Monday, November 9, 2009

Update 11/9

Have decided to bail out of PSTIX and am going all in for the gold fund OCMGX (today at 22.65) for a total of $9,725 in OCMGX. The DOW and Gold simply want to go to the moon.

At the recent G20 meeting, the verdict in regards to the US Dollar (with our shameful leaders in agreement) is "let it sink like an boulder off a cliff". The "carry trade" is whats lifting the stock market, and Bernanke has apparently said this will continue until the unemployment rate begins to drop again, and this could be quite a while.

The overall trends here seem to be that all this money being printed is going one of two places: the stock markets and the US bond markets, neither of which have any trouble attracting huge amounts of money. But for the rest of us in Hooverville, the availability of cash is actually headed south as indicated by last week's consumer credit numbers; economist David Rosenberg says that 1/5th of all consumer credit is gone on a permanent basis so far. Worse, the value of the dollar versus crude oil is going down, making basic goods more and more expensive at a time when unemployment is rising and available credit is sinking.

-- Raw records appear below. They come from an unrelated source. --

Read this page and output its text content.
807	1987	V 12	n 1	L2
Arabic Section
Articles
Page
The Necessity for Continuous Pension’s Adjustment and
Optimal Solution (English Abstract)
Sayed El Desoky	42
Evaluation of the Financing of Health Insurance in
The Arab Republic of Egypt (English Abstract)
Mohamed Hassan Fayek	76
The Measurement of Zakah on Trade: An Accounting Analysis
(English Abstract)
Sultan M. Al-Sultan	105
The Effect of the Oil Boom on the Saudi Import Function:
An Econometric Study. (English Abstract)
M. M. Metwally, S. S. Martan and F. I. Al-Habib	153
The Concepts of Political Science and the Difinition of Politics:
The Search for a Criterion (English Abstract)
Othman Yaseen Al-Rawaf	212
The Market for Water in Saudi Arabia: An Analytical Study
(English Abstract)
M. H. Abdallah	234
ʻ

There is a consequence to this, and that consequence will be inflation.. by year's end I can see gas hitting $3.00/gal and if this continues unabated, will near $4.00/gal next summer. Food (which is transported by truck in most cases) will also go up in price. Worse, I honestly think the Obama Administration could care less (because of environmental reasons) if gas hits $4.00/gal. But they should care for economic reasons; this means consumers will have less to spend and to pay bills with, affecting retail stores and loan default rates.

Once again, this is going to end very badly.